Position: Associate Professor, NSG
Department: Chair, Non-Traditional Nursing
Arlene Johnson PhD, RN, CNP, CNE assumed the position of Chair of Non-Traditional Nursing in fall 2013. She earned a BA in Nursing from the College of St. Scholastica, an MA in Nursing with a Pediatric Nurse Practitioner specialty from the College of St. Catherine, and a PhD in Education, specializing in Teaching and Training Online from Capella University. Her dissertation research, Transition to Online Learning: The Study of a Graduate Nursing Faculty, was published in Nursing Education Perspectives. Dr. Johnson has been the Principal Investigator in multiple research grants, most recently: Johnson, A., Meehan, A., Hodges, L. (2011). Enhancing Patient Safety Skills for Nurses through Virtual Pediatric Patient Interaction. AHRQ Small Research Grant Program PAR-10-168. Funded $99,665.00. 09/30/11-07/31/13.
Why Do I Teach?
As a nursing faculty member for the past 20 years, I have provided instruction to baccalaureate and graduate nursing students. My desire to teach nursing, as well as to practice nursing, stems from my commitment to the nursing profession. I consider it a privilege to be able to share the knowledge and experience that I have gained in my nursing career with students as they prepare to become the next generation of caregivers. As faculty members, we are charged not only with promoting student learning of the scientific facet of nursing, but we must also encourage exploration of how students will exemplify a caring presence to their future patients. I am certified through the National League for Nursing as a Certified Nurse Educator. My goal as a faculty member is to be an excellent role model for students and one who encourages them to perform at their highest potential and represent the nursing profession well. I am very excited to work with students in the RN to BS program at the College of St. Scholastica.
Jennifer Deming is an Assistant Professor in the School of Nursing’s Non-Traditional Nursing program, but also teaches in the Traditional Undergraduate Nursing Program. She is an experienced Family Nurse Practitioner. Her area of clinical expertise in the School of Nursing is medical-surgical nursing. She is actively involved in the Minnesota Nurses Association as well as Sigma Theta Tau International Honor Society of Nursing. In addition, Jennifer is also the coordinator of the Leipzig, Germany Exchange program at the College and has participated in the Tanzania Service-Learning Project.
My areas of interest are family nursing, working with underserved populations, geriatrics and trans-cultural nursing. These passions reveal themselves in the stories I share with students – from the cancer ridden illegal refugee seeking asylum in the US, to the woman with no pre-natal care who arrived in my clinic ready to give birth, to the homeless teen mom with a multiply handicapped baby. Engaging the affective domain through story telling helps breach the gap between academics and humanity - the very real needs of our patients within the larger context of family, community, political/economic realities and the globe.

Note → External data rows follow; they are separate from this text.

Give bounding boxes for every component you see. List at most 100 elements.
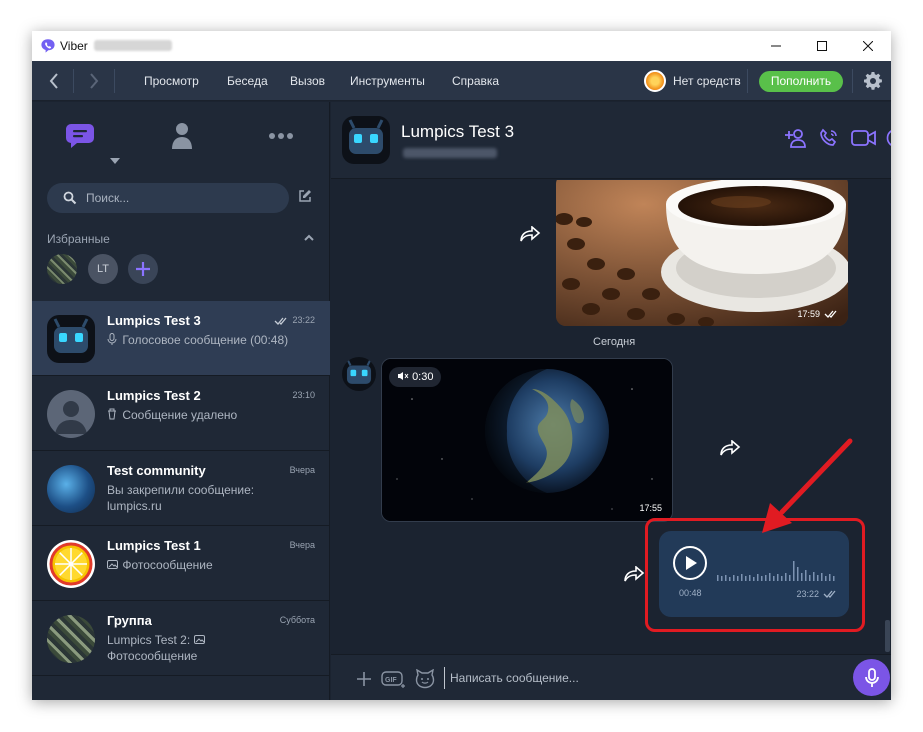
chevron-up-icon[interactable] [304, 234, 314, 241]
chat-name: Lumpics Test 1 [107, 538, 201, 553]
chat-name: Test community [107, 463, 206, 478]
gif-button[interactable]: GIF [381, 668, 407, 690]
share-icon[interactable] [519, 226, 541, 242]
menu-call[interactable]: Вызов [290, 74, 325, 88]
back-button[interactable] [34, 61, 74, 101]
scrollbar[interactable] [885, 620, 890, 652]
divider [747, 69, 748, 93]
search-input[interactable]: Поиск... [47, 183, 289, 213]
avatar [47, 390, 95, 438]
blurred-contact-phone [403, 148, 497, 158]
attach-button[interactable] [353, 668, 375, 690]
chat-item-lumpics-test-1[interactable]: Lumpics Test 1 Вчера Фотосообщение [32, 526, 330, 601]
avatar [47, 315, 95, 363]
favorites-title: Избранные [47, 232, 110, 246]
caret-down-icon[interactable] [110, 158, 120, 164]
balance-status[interactable]: Нет средств [673, 74, 741, 88]
chat-preview-text: Вы закрепили сообщение: lumpics.ru [107, 483, 255, 513]
chat-time: Суббота [279, 615, 315, 625]
compose-icon[interactable] [298, 189, 312, 203]
tab-more[interactable] [261, 116, 301, 156]
info-icon [886, 130, 891, 146]
message-timestamp: 17:55 [639, 503, 662, 513]
message-timestamp: 17:59 [797, 309, 838, 319]
add-participant-button[interactable] [783, 125, 809, 151]
chat-preview: Фотосообщение [107, 557, 312, 573]
record-voice-button[interactable] [853, 659, 890, 696]
chat-item-lumpics-test-2[interactable]: Lumpics Test 2 23:10 Сообщение удалено [32, 376, 330, 451]
share-icon[interactable] [719, 440, 741, 456]
title-bar: Viber [32, 31, 891, 61]
forward-button[interactable] [74, 61, 114, 101]
video-time: 17:55 [639, 503, 662, 513]
svg-text:GIF: GIF [385, 677, 397, 684]
maximize-icon [817, 41, 827, 51]
chat-time: 23:10 [292, 390, 315, 400]
chat-preview-text: Фотосообщение [122, 558, 213, 572]
call-button[interactable] [816, 125, 842, 151]
photo-icon [107, 560, 118, 569]
chats-icon [66, 124, 94, 148]
favorite-avatar-group[interactable] [47, 254, 77, 284]
microphone-icon [864, 667, 879, 687]
menu-view[interactable]: Просмотр [144, 74, 199, 88]
photo-message[interactable]: 17:59 [556, 180, 848, 326]
message-input[interactable] [444, 667, 744, 689]
viber-window: Viber Просмотр Беседа Вызов Инструменты … [32, 31, 891, 700]
favorite-avatar-lt[interactable]: LT [88, 254, 118, 284]
video-message[interactable]: 0:30 17:55 [381, 358, 673, 522]
video-call-button[interactable] [851, 125, 877, 151]
default-user-avatar-icon [55, 401, 87, 434]
viber-logo-icon [41, 39, 55, 53]
menu-help[interactable]: Справка [452, 74, 499, 88]
chat-list: Lumpics Test 3 23:22 Голосовое сообщение… [32, 301, 330, 676]
sticker-button[interactable] [414, 668, 436, 690]
search-placeholder: Поиск... [86, 191, 130, 205]
read-check-icon [824, 310, 837, 318]
chat-preview-text: Фотосообщение [107, 649, 198, 663]
contacts-icon [172, 123, 192, 149]
message-composer: GIF [331, 654, 891, 700]
tab-contacts[interactable] [162, 116, 202, 156]
minimize-button[interactable] [753, 31, 799, 61]
chat-item-group[interactable]: Группа Суббота Lumpics Test 2: Фотосообщ… [32, 601, 330, 676]
info-button[interactable] [883, 125, 891, 151]
chat-item-lumpics-test-3[interactable]: Lumpics Test 3 23:22 Голосовое сообщение… [32, 301, 330, 376]
muted-speaker-icon [398, 372, 409, 380]
search-icon [63, 191, 77, 205]
settings-gear-icon[interactable] [863, 71, 883, 91]
tab-chats[interactable] [60, 116, 100, 156]
call-icon [820, 128, 837, 146]
mic-icon [107, 333, 117, 345]
chat-time: Вчера [289, 540, 315, 550]
close-button[interactable] [845, 31, 891, 61]
lemon-avatar-icon [49, 542, 93, 586]
chevron-right-icon [90, 73, 99, 89]
chat-name: Lumpics Test 3 [107, 313, 201, 328]
topup-button[interactable]: Пополнить [759, 71, 843, 92]
add-favorite-button[interactable] [128, 254, 158, 284]
plus-icon [357, 672, 371, 686]
chat-name: Lumpics Test 2 [107, 388, 201, 403]
contact-name[interactable]: Lumpics Test 3 [401, 122, 514, 142]
blurred-account-number [94, 40, 172, 51]
robot-avatar-icon [348, 119, 384, 154]
sender-avatar[interactable] [342, 357, 376, 391]
share-icon[interactable] [623, 566, 645, 582]
window-title: Viber [60, 39, 88, 53]
menu-conversation[interactable]: Беседа [227, 74, 268, 88]
read-check-icon [274, 317, 287, 325]
chat-preview-text: Сообщение удалено [122, 408, 238, 422]
contact-avatar[interactable] [342, 116, 390, 164]
chat-time: Вчера [289, 465, 315, 475]
chat-item-test-community[interactable]: Test community Вчера Вы закрепили сообще… [32, 451, 330, 526]
conversation-header: Lumpics Test 3 [331, 102, 891, 179]
maximize-button[interactable] [799, 31, 845, 61]
video-call-icon [851, 130, 876, 146]
chat-name: Группа [107, 613, 152, 628]
robot-avatar-icon [346, 359, 372, 384]
avatar [47, 615, 95, 663]
menu-tools[interactable]: Инструменты [350, 74, 425, 88]
conversation-pane: Lumpics Test 3 17:59 Сегодня 0:30 17:55 … [331, 102, 891, 700]
video-duration-badge[interactable]: 0:30 [389, 367, 442, 387]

When not teaching, I unwind by writing, spending time with friends, and being replenished by the presence of wind and sky over our Great Lake.
Sue is currently a nursing faculty member teaching in the RN to BS Nursing Program. She enjoys working with RN students.
Sue has been active in nursing education since 1975. She has a Master’s degree in Maternal-Child Nursing, and taught OB nursing for many years. She has a doctorate in education, focusing on educational policy and administration—and was a college administrator for 22 years, both at the community college and baccalaureate level. She was project director of the CSS MENTUR grant, a federal HRSA funded grant focused on increasing nursing workforce diversity, until the grant period ended in July of 2010. She is currently working on another federal grant related to building the health information technology workforce.
Sue developed a survey based on nursing skills needed in the 21st century, as identified in the literature, and measured RNs’ perceptions of these skills as being used in their practice and being taught to them in their nursing programs as her doctoral project.
Sue’s teaching philosophy has developed from her own educational journey and experiences in teaching and administration over the years. She became interested in teaching nursing while still in nursing school. Her teaching methods encourage RN students to think critically when examining a problem, choosing assignments that will promote the development of leadership skills.